Proxy server converting marathon application metrics to prometheus metrics.
You can deploy this exporter using the bergerx/prom-marathon-app-exporter Docker image.
For example:
docker run -d -e MARATHON_URL=http://leader.mesos:8080/ -p 9099:9099 bergerx/prom-marathon-app-exporter
# try it
# curl http://localhost:9099/metrics
You can deploy this exporter on marathon via following curl command:
curl -XPOST -H 'Content-Type: application/json;' leader.mesos:8080/v2/apps -d '{
"cpus": 0.01,
"mem": 50,
"id": "/prom/marathon-app-exporter",
"instances": 1,
"env": {
"MARATHON_URL": "http://leader.mesos:8080/"
},
"container": {
"type": "DOCKER",
"docker": {
"image": "bergerx/prom-marathon-app-exporter",
"network": "BRIDGE",
"portMappings": [{"containerPort": 9099}]
}
},
"healthChecks": [{"protocol": "HTTP", "path": "/metrics"}]
}'
A sample prometheus target yaml example if you already have have mesos-dns:
- job_name: 'marathon-app'
dns_sd_configs:
- names: ['_marathon-app-exporter-prom._tcp.marathon.mesos']
And some sample alert rules for firing alerts from Prometheus:
ALERT MarathonAppIsRunningOnReducedCapacity
IF sum(marathon_apps_instances{job="marathon-app"} - marathon_apps_tasksRunning{job="marathon-app"}) by (id) > 0
FOR 30m
SUMMARY "Marathon app hass less instances that it should have."
DESCRIPTION "Check why this app hass less instancess that it should heve. Possibly a cancelled deployment or resource starvation issue."
ALERT MarathonAppIsNotHealthy
IF sum(
marathon_apps_tasksHealthy{job="marathon-app"} > 0 and
marathon_apps_instances{job="marathon-app"} > marathon_apps_tasksRunning{job="marathon-app"}
) by (id)
FOR 10m
SUMMARY "Marathon app does not have enough healthy instances."
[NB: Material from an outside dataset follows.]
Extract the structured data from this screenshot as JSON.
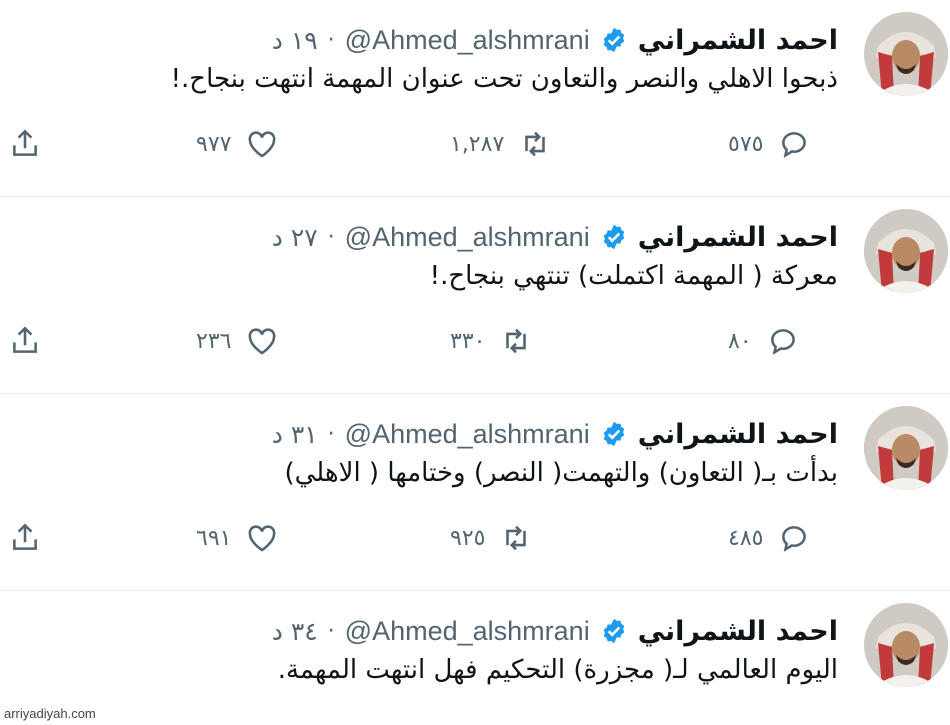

DESCRIPTION "Check if there is resource starvation or constraints forcing app to be installed a a specific node with problems."
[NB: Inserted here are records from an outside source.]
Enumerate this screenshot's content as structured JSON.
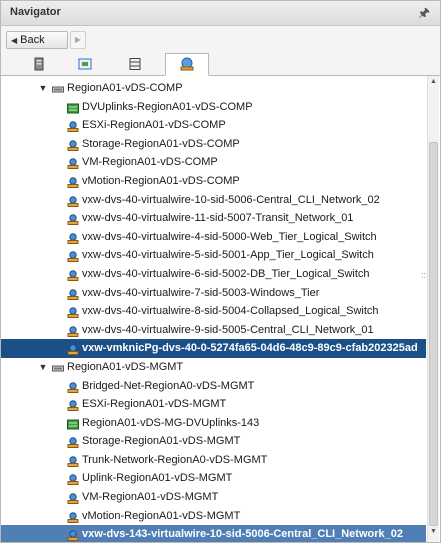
{
  "header": {
    "title": "Navigator",
    "pin_icon": "pin-icon"
  },
  "nav": {
    "back_label": "Back"
  },
  "tabs": [
    {
      "name": "hosts-clusters",
      "icon": "hosts-icon"
    },
    {
      "name": "vms-templates",
      "icon": "vms-icon"
    },
    {
      "name": "storage",
      "icon": "storage-icon"
    },
    {
      "name": "networking",
      "icon": "network-icon",
      "active": true
    }
  ],
  "tree": [
    {
      "label": "RegionA01-vDS-COMP",
      "level": 0,
      "kind": "switch",
      "expanded": true
    },
    {
      "label": "DVUplinks-RegionA01-vDS-COMP",
      "level": 1,
      "kind": "uplink"
    },
    {
      "label": "ESXi-RegionA01-vDS-COMP",
      "level": 1,
      "kind": "portgroup"
    },
    {
      "label": "Storage-RegionA01-vDS-COMP",
      "level": 1,
      "kind": "portgroup"
    },
    {
      "label": "VM-RegionA01-vDS-COMP",
      "level": 1,
      "kind": "portgroup"
    },
    {
      "label": "vMotion-RegionA01-vDS-COMP",
      "level": 1,
      "kind": "portgroup"
    },
    {
      "label": "vxw-dvs-40-virtualwire-10-sid-5006-Central_CLI_Network_02",
      "level": 1,
      "kind": "portgroup"
    },
    {
      "label": "vxw-dvs-40-virtualwire-11-sid-5007-Transit_Network_01",
      "level": 1,
      "kind": "portgroup"
    },
    {
      "label": "vxw-dvs-40-virtualwire-4-sid-5000-Web_Tier_Logical_Switch",
      "level": 1,
      "kind": "portgroup"
    },
    {
      "label": "vxw-dvs-40-virtualwire-5-sid-5001-App_Tier_Logical_Switch",
      "level": 1,
      "kind": "portgroup"
    },
    {
      "label": "vxw-dvs-40-virtualwire-6-sid-5002-DB_Tier_Logical_Switch",
      "level": 1,
      "kind": "portgroup"
    },
    {
      "label": "vxw-dvs-40-virtualwire-7-sid-5003-Windows_Tier",
      "level": 1,
      "kind": "portgroup"
    },
    {
      "label": "vxw-dvs-40-virtualwire-8-sid-5004-Collapsed_Logical_Switch",
      "level": 1,
      "kind": "portgroup"
    },
    {
      "label": "vxw-dvs-40-virtualwire-9-sid-5005-Central_CLI_Network_01",
      "level": 1,
      "kind": "portgroup"
    },
    {
      "label": "vxw-vmknicPg-dvs-40-0-5274fa65-04d6-48c9-89c9-cfab202325ad",
      "level": 1,
      "kind": "portgroup",
      "selected": "primary"
    },
    {
      "label": "RegionA01-vDS-MGMT",
      "level": 0,
      "kind": "switch",
      "expanded": true
    },
    {
      "label": "Bridged-Net-RegionA0-vDS-MGMT",
      "level": 1,
      "kind": "portgroup"
    },
    {
      "label": "ESXi-RegionA01-vDS-MGMT",
      "level": 1,
      "kind": "portgroup"
    },
    {
      "label": "RegionA01-vDS-MG-DVUplinks-143",
      "level": 1,
      "kind": "uplink"
    },
    {
      "label": "Storage-RegionA01-vDS-MGMT",
      "level": 1,
      "kind": "portgroup"
    },
    {
      "label": "Trunk-Network-RegionA0-vDS-MGMT",
      "level": 1,
      "kind": "portgroup"
    },
    {
      "label": "Uplink-RegionA01-vDS-MGMT",
      "level": 1,
      "kind": "portgroup"
    },
    {
      "label": "VM-RegionA01-vDS-MGMT",
      "level": 1,
      "kind": "portgroup"
    },
    {
      "label": "vMotion-RegionA01-vDS-MGMT",
      "level": 1,
      "kind": "portgroup"
    },
    {
      "label": "vxw-dvs-143-virtualwire-10-sid-5006-Central_CLI_Network_02",
      "level": 1,
      "kind": "portgroup",
      "selected": "secondary"
    }
  ]
}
ALERT MarathonAppCantGetSuitableOffers
IF sum(marathon_queue_delay_overdue{job="marathon-app"} == 1) by (id)
FOR 15m
SUMMARY "No suitable offers for this app."
DESCRIPTION "This app can't be scheduled to any suitable node, check constraints or any resource starvation."
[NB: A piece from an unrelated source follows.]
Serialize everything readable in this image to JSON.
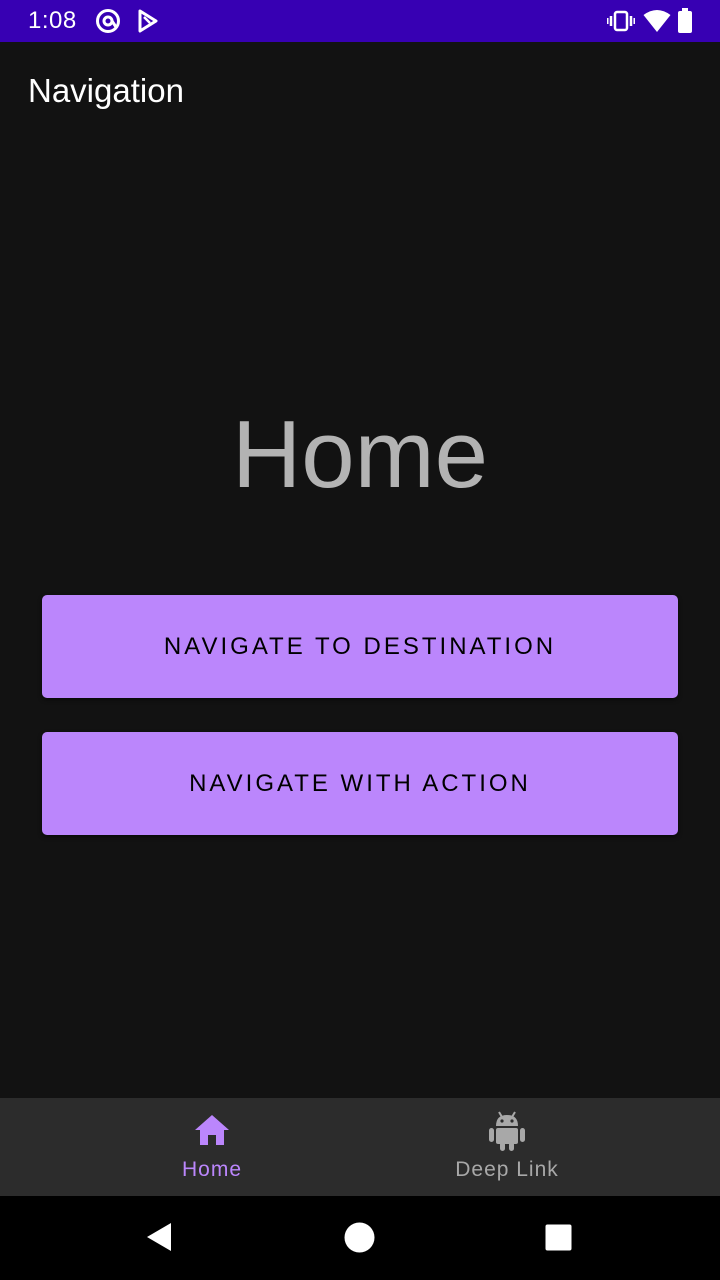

ALERT MarathonAppDeploymentDelayed
IF sum(
marathon_queue_delay_timeLeftSeconds{job="marathon-app"} > 0 and
marathon_queue_delay_overdue{job="marathon-app"} == 0
) by (id)
FOR 30m
SUMMARY "Delayed deployment."
DESCRIPTION "Delayed deployment."
ALERT MarathonAppHasTasksWithOldConfig
IF sum(
marathon_apps_taskStats_totalSummary_stats_counts_running{job="marathon-app"} -
marathon_apps_taskStats_withLatestConfig_stats_counts_running{job="marathon-app"} > 0
) by (id)
FOR 30m
SUMMARY "App with old instance configs."
DESCRIPTION "There could be some deployments cancelled"